Silvio Berlusconi accusé d'avoir eu des relations sexuelles avec une mineure marocaine
Silvio Berlusconi est à nouveau dans le viseur de la justice italienne. Une enquête pour prostitution a été ouverte contre le président du Conseil, soupçonné d'avoir eu des relations sexuelles avec une jeune Marocaine âgée de 17 ans à l'époque des faits.
Déjà poursuivi pour des affaires de corruption et éclaboussé par des scandales impliquant des jeunes femmes, le chef du gouvernement âgé de 74 ans est aujourd'hui soupçonné d'avoir abusé de ses fonctions pour faire libérer la jeune femme, surnommée Ruby Rubacuori (Ruby la voleuse de cœurs), interpellée alors pour vol, et étouffer toutes révélations sur l'affaire, précise les procureurs de Milan dans leur communiqué.
Ils ont également envoyé vendredi une convocation au président du Conseil et à ses avocats, et ordonné à la police d'effectuer des perquisitions dans les bureaux de plusieurs personnes concernées par l'affaire, notamment une ancienne danseuse devenue politicienne et proche de Berlusconi, Nicole Minetti.
C'est une affaire montée par les médias, les accusations « ayant déjà été rejetées par les témoins et les personnes directement impliquées », ont-ils estimé.
L'affaire Ruby a été rendue publique il y a quelques mois après l'arrestation en mai dernier de la jeune fille, âgée de 17 ans, par la police de Milan pour un vol présumé.
D'après des médias ne citant pas leurs sources, elle a été relâchée après l'intervention de Silvio Berlusconi, qui a prétendu qu'elle était une proche du président égyptien Hosni Moubarak.
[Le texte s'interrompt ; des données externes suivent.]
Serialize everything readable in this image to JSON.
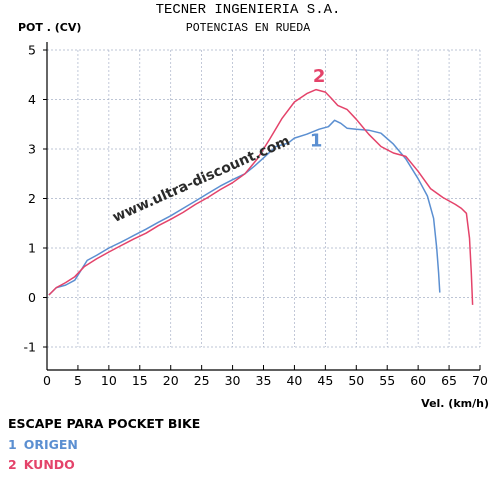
{
  "header": {
    "company": "TECNER INGENIERIA S.A.",
    "subtitle": "POTENCIAS EN RUEDA"
  },
  "watermark": "www.ultra-discount.com",
  "caption": {
    "title": "ESCAPE PARA POCKET BIKE",
    "legend": [
      {
        "number": "1",
        "label": "ORIGEN",
        "color": "#5b8fd1"
      },
      {
        "number": "2",
        "label": "KUNDO",
        "color": "#e4436a"
      }
    ]
  },
  "colors": {
    "grid": "#a8b2c8",
    "axis": "#000000",
    "watermark": "#2a2a2a"
  },
  "chart_data": {
    "type": "line",
    "ylabel": "POT . (CV)",
    "xlabel": "Vel. (km/h)",
    "xlim": [
      0,
      70
    ],
    "ylim": [
      -1,
      5
    ],
    "x_ticks": [
      0,
      5,
      10,
      15,
      20,
      25,
      30,
      35,
      40,
      45,
      50,
      55,
      60,
      65,
      70
    ],
    "y_ticks": [
      -1,
      0,
      1,
      2,
      3,
      4,
      5
    ],
    "grid": true,
    "series": [
      {
        "name": "1",
        "color": "#5b8fd1",
        "label_at": {
          "x": 43.5,
          "y": 3.05
        },
        "points": [
          [
            0.3,
            0.05
          ],
          [
            1.5,
            0.2
          ],
          [
            3,
            0.25
          ],
          [
            4.5,
            0.35
          ],
          [
            5.5,
            0.55
          ],
          [
            6.5,
            0.75
          ],
          [
            8,
            0.85
          ],
          [
            10,
            1.0
          ],
          [
            12,
            1.12
          ],
          [
            14,
            1.25
          ],
          [
            16,
            1.38
          ],
          [
            18,
            1.52
          ],
          [
            20,
            1.65
          ],
          [
            22,
            1.8
          ],
          [
            24,
            1.95
          ],
          [
            26,
            2.1
          ],
          [
            28,
            2.25
          ],
          [
            30,
            2.38
          ],
          [
            32,
            2.5
          ],
          [
            33.5,
            2.65
          ],
          [
            35,
            2.82
          ],
          [
            37,
            3.05
          ],
          [
            39,
            3.12
          ],
          [
            40,
            3.22
          ],
          [
            42,
            3.3
          ],
          [
            44,
            3.4
          ],
          [
            45.5,
            3.45
          ],
          [
            46.5,
            3.58
          ],
          [
            47.5,
            3.52
          ],
          [
            48.5,
            3.42
          ],
          [
            50,
            3.4
          ],
          [
            52,
            3.38
          ],
          [
            54,
            3.32
          ],
          [
            56,
            3.1
          ],
          [
            58,
            2.8
          ],
          [
            60,
            2.4
          ],
          [
            61.5,
            2.05
          ],
          [
            62.5,
            1.6
          ],
          [
            63,
            1.0
          ],
          [
            63.3,
            0.5
          ],
          [
            63.5,
            0.1
          ]
        ]
      },
      {
        "name": "2",
        "color": "#e4436a",
        "label_at": {
          "x": 44,
          "y": 4.35
        },
        "points": [
          [
            0.3,
            0.05
          ],
          [
            1.5,
            0.2
          ],
          [
            3,
            0.3
          ],
          [
            4.5,
            0.42
          ],
          [
            6,
            0.62
          ],
          [
            8,
            0.78
          ],
          [
            10,
            0.92
          ],
          [
            12,
            1.05
          ],
          [
            14,
            1.18
          ],
          [
            16,
            1.3
          ],
          [
            18,
            1.45
          ],
          [
            20,
            1.58
          ],
          [
            22,
            1.72
          ],
          [
            24,
            1.88
          ],
          [
            26,
            2.02
          ],
          [
            28,
            2.18
          ],
          [
            30,
            2.32
          ],
          [
            32,
            2.5
          ],
          [
            34,
            2.8
          ],
          [
            36,
            3.2
          ],
          [
            38,
            3.62
          ],
          [
            40,
            3.95
          ],
          [
            42,
            4.12
          ],
          [
            43.5,
            4.2
          ],
          [
            45,
            4.15
          ],
          [
            46,
            4.02
          ],
          [
            47,
            3.88
          ],
          [
            48.5,
            3.8
          ],
          [
            50,
            3.6
          ],
          [
            52,
            3.3
          ],
          [
            54,
            3.05
          ],
          [
            56,
            2.92
          ],
          [
            58,
            2.85
          ],
          [
            60,
            2.55
          ],
          [
            62,
            2.2
          ],
          [
            64,
            2.02
          ],
          [
            66,
            1.88
          ],
          [
            67,
            1.8
          ],
          [
            67.8,
            1.7
          ],
          [
            68.3,
            1.2
          ],
          [
            68.6,
            0.5
          ],
          [
            68.8,
            -0.15
          ]
        ]
      }
    ]
  }
}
Il a d'ailleurs envoyé au commissariat de Milan Nicole Minetti, élue de son parti dans la région.
Les juges cherchent à savoir si Silvio Berlusconi a bien téléphoné à la police de Milan, les 27 et 28 mai, pour s'assurer de la libération de la jeune femme et cacher qu'il avait été son client.
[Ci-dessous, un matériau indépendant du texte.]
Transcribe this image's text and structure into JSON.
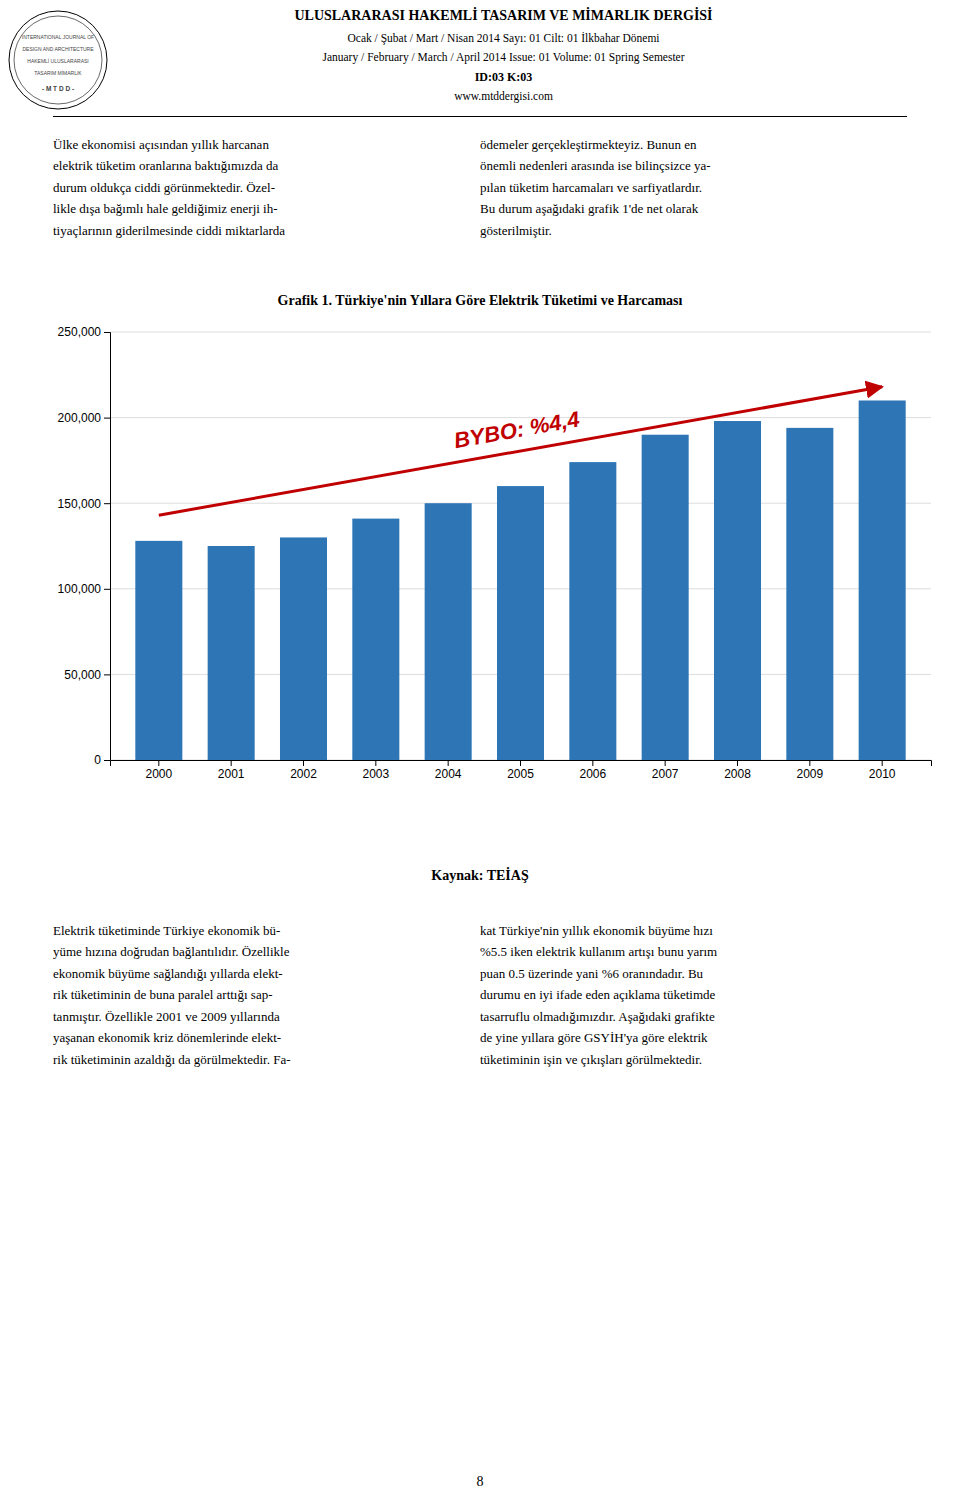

Ruby, aujourd'hui âgée de 18 ans, a reconnu s'être rendue dans la propriété de M. Berlusconi à au moins une occasion, mais affirme n'avoir jamais eu de relations sexuelles avec le président du Conseil.
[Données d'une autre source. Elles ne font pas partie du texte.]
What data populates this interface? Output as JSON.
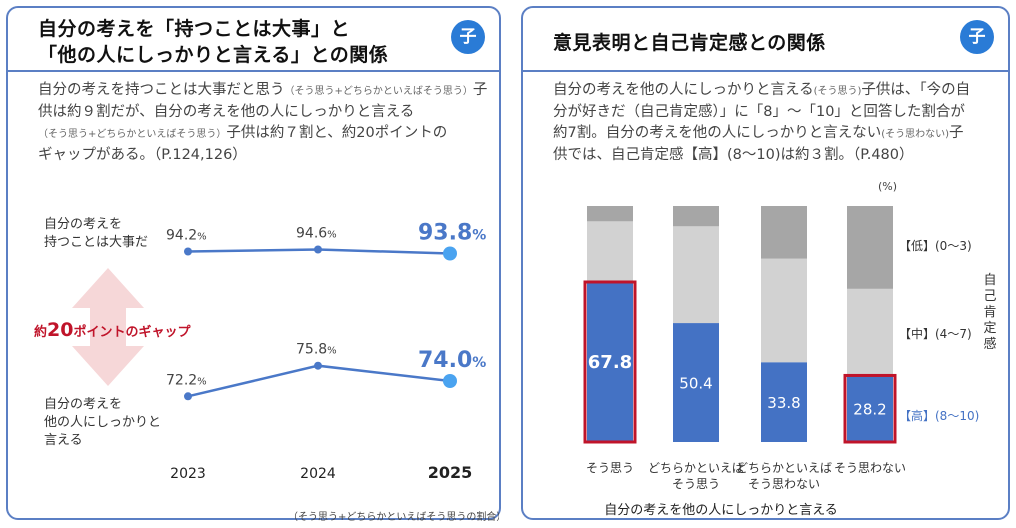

Silvio Berlusconi a dénoncé une campagne de « mensonges » orchestrée selon lui par une presse hostile. Il a justifié son intervention et assuré qu'il ferait la même chose si c'était à refaire.
Jeudi, la Cour constitutionnelle italienne a invalidé une partie de la loi d'immunité protégeant le président du Conseil. Elle a levé le caractère automatique de la loi empêchant le chef du gouvernement de comparaître en justice, laissant à des juges le soin de décider s'il peut de nouveau être jugé dans des affaires de corruption.
Si la loi, votée en mars 2010 et entrée en vigueur en avril, avait été invalidée dans son ensemble, les deux procès actuellement suspendus de Silvio Berlusconi auraient pu reprendre immédiatement. Un rejet total aurait également affaibli encore plus le chef du gouvernement italien, déjà fragilisé par ces affaires de mœurs et qui a échappé en décembre à une motion de censure.